Steve wasn't enjoying himself nearly as much. I suppose it's because he hates to see winter go - and he was raking up a winter's worth of dog poop. It appears he will have his wish, as the forecast calls for snow, light and variable, again tonight. He will smile watching it fall.

And I am not discouraged. I saw signs of life today, and that has made all the difference. Tomorrow the wind can blow, and the snow can fly and I can remember today, and know that there is an end to winter, it's just not quite here.

Friday, April 01, 2011

scowls and other things



This is South Dakota in winter. It is a place of extremes.
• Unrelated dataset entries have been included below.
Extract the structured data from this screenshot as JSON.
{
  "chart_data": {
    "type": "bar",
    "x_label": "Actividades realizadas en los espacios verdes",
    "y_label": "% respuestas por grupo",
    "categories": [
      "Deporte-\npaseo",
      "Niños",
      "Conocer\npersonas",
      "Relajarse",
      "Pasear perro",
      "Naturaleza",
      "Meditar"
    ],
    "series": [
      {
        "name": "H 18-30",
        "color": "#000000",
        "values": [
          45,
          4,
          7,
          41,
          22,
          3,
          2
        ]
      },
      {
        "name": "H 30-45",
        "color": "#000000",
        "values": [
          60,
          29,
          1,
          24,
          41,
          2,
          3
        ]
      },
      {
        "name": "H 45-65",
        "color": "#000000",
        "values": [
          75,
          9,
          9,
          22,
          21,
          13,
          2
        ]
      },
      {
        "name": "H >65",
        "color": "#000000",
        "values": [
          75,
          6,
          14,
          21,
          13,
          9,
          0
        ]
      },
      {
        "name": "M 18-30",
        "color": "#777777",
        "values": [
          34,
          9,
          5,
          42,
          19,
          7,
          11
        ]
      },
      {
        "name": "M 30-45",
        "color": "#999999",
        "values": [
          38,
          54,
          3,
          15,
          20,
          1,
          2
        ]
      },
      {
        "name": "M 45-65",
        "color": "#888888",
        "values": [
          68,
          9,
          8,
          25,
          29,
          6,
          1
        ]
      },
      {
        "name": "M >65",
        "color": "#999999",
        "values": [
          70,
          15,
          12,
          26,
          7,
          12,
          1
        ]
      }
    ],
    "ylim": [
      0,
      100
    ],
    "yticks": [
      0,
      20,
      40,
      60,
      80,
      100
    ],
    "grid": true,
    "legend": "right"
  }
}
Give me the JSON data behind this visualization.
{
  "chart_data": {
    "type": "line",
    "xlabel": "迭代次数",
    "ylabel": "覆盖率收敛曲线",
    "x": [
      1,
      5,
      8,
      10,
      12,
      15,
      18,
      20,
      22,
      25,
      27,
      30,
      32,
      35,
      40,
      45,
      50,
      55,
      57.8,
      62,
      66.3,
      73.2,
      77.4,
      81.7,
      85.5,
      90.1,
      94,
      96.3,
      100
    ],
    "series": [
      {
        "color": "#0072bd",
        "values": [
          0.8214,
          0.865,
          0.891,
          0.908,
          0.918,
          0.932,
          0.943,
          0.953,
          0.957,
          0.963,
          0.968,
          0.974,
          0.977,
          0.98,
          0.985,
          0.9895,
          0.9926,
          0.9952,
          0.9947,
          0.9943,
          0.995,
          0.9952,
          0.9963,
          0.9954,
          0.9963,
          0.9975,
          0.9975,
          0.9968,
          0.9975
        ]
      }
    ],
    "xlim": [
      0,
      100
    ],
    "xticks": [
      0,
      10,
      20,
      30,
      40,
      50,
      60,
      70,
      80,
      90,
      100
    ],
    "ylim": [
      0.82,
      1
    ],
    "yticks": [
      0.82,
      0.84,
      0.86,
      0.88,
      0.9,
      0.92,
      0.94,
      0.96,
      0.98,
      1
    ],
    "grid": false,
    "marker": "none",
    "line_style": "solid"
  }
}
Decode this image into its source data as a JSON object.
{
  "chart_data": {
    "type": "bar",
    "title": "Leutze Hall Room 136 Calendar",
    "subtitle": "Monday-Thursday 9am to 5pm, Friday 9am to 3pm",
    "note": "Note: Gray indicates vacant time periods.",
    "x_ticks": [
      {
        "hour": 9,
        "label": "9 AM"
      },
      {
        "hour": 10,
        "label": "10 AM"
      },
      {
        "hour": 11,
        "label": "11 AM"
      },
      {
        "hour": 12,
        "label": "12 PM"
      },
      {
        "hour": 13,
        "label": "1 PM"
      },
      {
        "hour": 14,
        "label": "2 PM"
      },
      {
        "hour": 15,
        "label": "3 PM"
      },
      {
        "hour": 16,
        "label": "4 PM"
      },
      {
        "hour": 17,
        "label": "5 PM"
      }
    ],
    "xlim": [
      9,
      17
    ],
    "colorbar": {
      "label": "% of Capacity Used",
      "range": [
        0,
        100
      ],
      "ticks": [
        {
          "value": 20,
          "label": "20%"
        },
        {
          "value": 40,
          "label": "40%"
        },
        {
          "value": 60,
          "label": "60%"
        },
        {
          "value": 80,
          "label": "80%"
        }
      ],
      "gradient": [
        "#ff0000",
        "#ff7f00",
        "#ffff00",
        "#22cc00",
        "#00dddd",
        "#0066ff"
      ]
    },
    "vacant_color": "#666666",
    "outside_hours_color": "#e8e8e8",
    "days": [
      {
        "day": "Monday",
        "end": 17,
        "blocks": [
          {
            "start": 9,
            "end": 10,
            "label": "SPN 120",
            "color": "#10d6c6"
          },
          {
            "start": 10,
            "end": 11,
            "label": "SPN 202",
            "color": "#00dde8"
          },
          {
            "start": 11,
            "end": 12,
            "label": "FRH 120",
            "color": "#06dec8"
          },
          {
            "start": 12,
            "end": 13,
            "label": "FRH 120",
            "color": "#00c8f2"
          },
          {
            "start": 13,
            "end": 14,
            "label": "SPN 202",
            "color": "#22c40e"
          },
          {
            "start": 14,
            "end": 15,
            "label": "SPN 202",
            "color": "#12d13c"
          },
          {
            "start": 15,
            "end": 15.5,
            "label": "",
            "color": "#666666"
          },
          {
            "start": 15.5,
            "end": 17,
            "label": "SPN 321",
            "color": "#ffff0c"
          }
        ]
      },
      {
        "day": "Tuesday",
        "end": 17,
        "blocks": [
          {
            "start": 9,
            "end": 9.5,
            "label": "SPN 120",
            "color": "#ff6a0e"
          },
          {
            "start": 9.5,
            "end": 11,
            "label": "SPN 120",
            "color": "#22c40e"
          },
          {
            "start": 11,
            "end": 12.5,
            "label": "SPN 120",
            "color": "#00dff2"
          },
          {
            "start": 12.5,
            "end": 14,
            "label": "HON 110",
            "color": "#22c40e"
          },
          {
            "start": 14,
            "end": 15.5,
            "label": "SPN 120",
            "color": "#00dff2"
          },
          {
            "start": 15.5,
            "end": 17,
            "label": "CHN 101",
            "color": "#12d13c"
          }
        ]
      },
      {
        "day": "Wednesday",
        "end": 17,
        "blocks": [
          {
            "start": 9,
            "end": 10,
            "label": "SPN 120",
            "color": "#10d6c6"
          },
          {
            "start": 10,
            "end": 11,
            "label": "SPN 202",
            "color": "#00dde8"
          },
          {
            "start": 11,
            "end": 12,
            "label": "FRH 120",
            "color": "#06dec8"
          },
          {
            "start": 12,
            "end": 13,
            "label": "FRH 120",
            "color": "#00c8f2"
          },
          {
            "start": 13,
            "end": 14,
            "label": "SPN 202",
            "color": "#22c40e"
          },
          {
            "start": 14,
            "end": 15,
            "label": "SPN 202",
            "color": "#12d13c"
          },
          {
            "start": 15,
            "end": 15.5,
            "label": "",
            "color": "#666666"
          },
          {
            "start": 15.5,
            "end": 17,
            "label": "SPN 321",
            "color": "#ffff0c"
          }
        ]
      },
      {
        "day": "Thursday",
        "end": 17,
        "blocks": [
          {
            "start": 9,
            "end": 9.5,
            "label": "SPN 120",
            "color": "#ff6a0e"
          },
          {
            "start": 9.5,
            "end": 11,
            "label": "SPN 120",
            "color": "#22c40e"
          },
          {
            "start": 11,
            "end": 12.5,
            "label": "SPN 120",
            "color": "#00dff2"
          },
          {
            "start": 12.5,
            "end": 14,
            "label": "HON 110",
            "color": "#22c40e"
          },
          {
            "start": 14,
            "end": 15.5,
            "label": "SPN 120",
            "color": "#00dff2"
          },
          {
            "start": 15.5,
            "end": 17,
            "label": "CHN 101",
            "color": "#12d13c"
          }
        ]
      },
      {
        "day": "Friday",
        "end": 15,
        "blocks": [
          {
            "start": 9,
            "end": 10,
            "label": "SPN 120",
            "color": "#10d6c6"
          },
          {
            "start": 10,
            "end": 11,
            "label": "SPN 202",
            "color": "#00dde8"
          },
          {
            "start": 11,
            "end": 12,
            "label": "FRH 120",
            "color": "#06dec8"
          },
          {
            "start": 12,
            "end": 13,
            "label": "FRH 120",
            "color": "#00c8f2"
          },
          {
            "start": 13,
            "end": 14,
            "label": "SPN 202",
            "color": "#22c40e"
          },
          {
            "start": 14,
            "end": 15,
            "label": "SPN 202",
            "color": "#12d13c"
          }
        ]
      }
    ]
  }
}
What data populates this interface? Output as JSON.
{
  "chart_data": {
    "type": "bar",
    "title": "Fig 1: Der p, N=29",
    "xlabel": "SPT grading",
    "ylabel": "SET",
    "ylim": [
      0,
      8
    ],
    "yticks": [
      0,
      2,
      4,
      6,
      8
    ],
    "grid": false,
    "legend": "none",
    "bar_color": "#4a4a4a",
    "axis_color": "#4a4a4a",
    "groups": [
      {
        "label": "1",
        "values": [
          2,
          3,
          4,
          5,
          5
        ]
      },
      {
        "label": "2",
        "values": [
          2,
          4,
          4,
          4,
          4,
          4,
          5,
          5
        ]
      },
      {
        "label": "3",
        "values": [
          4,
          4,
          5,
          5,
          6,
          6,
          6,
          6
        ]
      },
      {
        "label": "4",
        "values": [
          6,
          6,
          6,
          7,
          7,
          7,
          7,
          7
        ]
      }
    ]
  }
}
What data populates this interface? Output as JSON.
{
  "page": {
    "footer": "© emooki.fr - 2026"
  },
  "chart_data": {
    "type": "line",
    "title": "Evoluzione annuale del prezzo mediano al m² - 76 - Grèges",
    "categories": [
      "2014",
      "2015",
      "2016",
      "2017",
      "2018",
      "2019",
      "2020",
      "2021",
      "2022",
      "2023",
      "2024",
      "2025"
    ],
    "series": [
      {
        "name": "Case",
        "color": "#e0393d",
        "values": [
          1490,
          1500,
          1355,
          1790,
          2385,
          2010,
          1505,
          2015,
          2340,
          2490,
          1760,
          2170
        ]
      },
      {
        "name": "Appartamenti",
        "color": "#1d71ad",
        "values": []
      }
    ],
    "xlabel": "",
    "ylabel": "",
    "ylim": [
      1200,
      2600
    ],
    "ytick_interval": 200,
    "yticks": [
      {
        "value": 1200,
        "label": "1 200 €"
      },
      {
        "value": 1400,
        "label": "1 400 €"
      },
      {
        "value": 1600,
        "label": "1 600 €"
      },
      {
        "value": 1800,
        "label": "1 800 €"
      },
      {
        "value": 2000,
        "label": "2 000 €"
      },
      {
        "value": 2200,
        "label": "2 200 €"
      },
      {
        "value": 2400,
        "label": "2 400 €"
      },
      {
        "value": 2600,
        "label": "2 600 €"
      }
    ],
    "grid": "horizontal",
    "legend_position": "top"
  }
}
It is a place with hard edges at least one half of the year, and this shows on the faces of the people who live here.


When I first arrived here five years ago, spring had not yet arrived and I couldn't understand the scowls on the faces of people I saw at the grocery store or the post office. They seemed reluctant to make eye contact as if they may actually be forced to smile. I thought that people here were just sort of unfriendly. Now they of course would take offense to that. This is after all the upper Midwest, the heartland, where people are supposed to be very friendly.


So now I get it. It's March and spring has yet to make a real appearance. She teases us now and again with a little sunshine, a light breeze, and a cloudless sky. Then she runs away. So people scowl and wish for an end to it now. I desperately need to feel the grass between my toes, the sun on my face and the warmth. So today I scowl like the others.


I do not want to be this person. I always loved winter and the snow, but in this place it is too long, too cold, and too deep. It is this time of year that I dream of Tucson, of Austin, and of sandy beaches. I want to have coffee outside and take a walk to the park.


But I've learned that despite the scowling winter faces, there are soft hearts to be unearthed. I've learned that anywhere is warm where there is love, and that a smile can melt even the most frozen emotional landscape. So when I pass by a mirror, I check in to make sure I am not sporting a frown and furrowed brow that is all the rage these last long days of winter. And at night I dream of firefly evenings and pinks flip flops.